Version-Release number of selected component (if applicable):
nfs-utils-1.0.9-60.el5.i386


How reproducible:
quite reproducible


Steps to Reproduce:
1. define nfs exports
2. shutdown the system


Actual results:
error messages "device busy" during shutdown


Expected results:
system unmounts filesystems without errors


Additional info:

Comment 1 Steve Dickson 2012-04-03 16:02:41 UTC
What kernel version does this happen on? I'm not seeing this problem with the 2.6.18-308.el5 kernel...

Comment 2 o.h.weiergraeber 2012-04-04 10:36:40 UTC
The systems are fully patched, running kernel 2.6.18-308.1.1.el5 (one of them 32 bit, the other 64 bit).
Is there any possibility to get more verbose information about *why* exactly the file system is considered busy?

In my original post, I was intentionally referring to "EL5" since the affected systems are running CentOS, not RHEL. I don't have access to a RHEL5 machine but was confident that the issue should be relevant to RedHat as well.
In case the problem really cannot be reproduced on genuine RHEL, it might also be specific to CentOS, although chances seem quite low...

Comment 3 Steve Dickson 2012-04-04 13:02:09 UTC
(In reply to comment #2)
> The systems are fully patched, running kernel 2.6.18-308.1.1.el5 (one of them
> 32 bit, the other 64 bit).
> Is there any possibility to get more verbose information about *why* exactly
> the file system is considered busy?
'lsof <file system>' should show any processes running on that file system.

> 
> In my original post, I was intentionally referring to "EL5" since the affected
> systems are running CentOS, not RHEL. I don't have access to a RHEL5 machine
> but was confident that the issue should be relevant to RedHat as well.
> In case the problem really cannot be reproduced on genuine RHEL, it might also
> be specific to CentOS, although chances seem quite low...
True... they should be the same bits...

Comment 5 o.h.weiergraeber 2012-04-06 06:57:12 UTC
After some systematic testing, the following picture emerges:

If only the machine exporting the file system is booted and then shut down again, no problems are reported.
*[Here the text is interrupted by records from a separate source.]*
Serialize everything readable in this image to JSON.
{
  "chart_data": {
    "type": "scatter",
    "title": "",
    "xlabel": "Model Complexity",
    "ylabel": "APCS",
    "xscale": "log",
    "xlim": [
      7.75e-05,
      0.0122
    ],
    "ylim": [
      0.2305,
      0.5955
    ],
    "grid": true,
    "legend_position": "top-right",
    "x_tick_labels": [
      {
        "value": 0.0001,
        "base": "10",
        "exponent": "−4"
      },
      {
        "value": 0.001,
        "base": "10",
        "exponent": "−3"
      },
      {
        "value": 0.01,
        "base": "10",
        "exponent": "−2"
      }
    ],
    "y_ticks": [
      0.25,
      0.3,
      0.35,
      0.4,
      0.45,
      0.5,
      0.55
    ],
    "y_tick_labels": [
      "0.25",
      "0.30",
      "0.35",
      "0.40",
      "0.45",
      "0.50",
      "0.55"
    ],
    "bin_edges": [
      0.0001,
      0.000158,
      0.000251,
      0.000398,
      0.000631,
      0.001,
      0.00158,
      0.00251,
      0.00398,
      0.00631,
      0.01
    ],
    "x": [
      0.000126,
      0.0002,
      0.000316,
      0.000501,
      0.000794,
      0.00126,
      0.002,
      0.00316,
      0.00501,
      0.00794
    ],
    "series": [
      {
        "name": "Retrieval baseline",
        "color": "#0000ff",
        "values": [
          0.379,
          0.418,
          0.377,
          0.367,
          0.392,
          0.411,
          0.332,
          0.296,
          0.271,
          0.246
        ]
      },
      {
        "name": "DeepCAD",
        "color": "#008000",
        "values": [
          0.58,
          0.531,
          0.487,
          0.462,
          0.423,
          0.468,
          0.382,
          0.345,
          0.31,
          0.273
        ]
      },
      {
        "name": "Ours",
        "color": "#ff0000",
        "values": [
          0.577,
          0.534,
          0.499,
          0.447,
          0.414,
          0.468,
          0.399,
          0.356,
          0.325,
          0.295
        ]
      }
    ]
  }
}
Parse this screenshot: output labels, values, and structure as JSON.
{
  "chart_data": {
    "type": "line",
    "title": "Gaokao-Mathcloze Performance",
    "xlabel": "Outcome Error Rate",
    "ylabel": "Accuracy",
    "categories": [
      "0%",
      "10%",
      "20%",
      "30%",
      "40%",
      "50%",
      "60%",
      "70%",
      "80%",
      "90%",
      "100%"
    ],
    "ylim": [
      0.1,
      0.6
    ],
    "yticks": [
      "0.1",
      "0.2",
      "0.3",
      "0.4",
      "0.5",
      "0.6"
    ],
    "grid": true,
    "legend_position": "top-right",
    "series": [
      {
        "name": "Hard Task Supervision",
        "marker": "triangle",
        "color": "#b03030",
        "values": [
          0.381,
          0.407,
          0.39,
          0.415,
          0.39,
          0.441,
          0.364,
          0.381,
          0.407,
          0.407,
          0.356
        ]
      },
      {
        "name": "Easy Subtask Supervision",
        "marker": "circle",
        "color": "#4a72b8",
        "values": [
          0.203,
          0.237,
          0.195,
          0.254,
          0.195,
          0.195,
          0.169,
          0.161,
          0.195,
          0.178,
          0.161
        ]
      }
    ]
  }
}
If the machine exporting the file system is booted together with the machine configured to import the file system (via autofs, without actually mounting), no problems are reported during shutdown.

However,
after the file system has been mounted and unmounted, shutting down the exporting machine results in the "file system busy" error. This error even persists across reboots, i.e. without new mounts of the filesystem!!!
It seems like the filesystem is somehow flagged as "in use", and this flag is never removed, not even by rebooting the machine. It only disappears after manually restarting the nfs service. So the latter does not seem to be equivalent to what happens during a reboot.

Hope this helps to resolve this mysterious issue ;-)

Comment 6 J. Bruce Fields 2012-04-09 17:01:16 UTC
I wonder if this might be the same inode leak as seen in bug 712054.  In which case, https://bugzilla.redhat.com/attachment.cgi?id=559319 (in -310) would be worth testing.

Comment 7 Matt Standiford 2012-10-27 16:54:30 UTC
I'm almost positive that this is the same bug as https://bugzilla.redhat.com/show_bug.cgi?id=717283.

The /var/lock/subsys lockfile changed from version 54 to 60, and now refers to nfsd, rather than nfs.  Therfore, rc will not pick it up on shutdown

Comment 8 RHEL Program Management 2014-01-29 10:36:56 UTC
This request was evaluated by Red Hat Product Management for inclusion
in a Red Hat Enterprise Linux release.  Product Management has
requested further review of this request by Red Hat Engineering, for
potential inclusion in a Red Hat Enterprise Linux release for currently
deployed products.  This request is not yet committed for inclusion in
a release.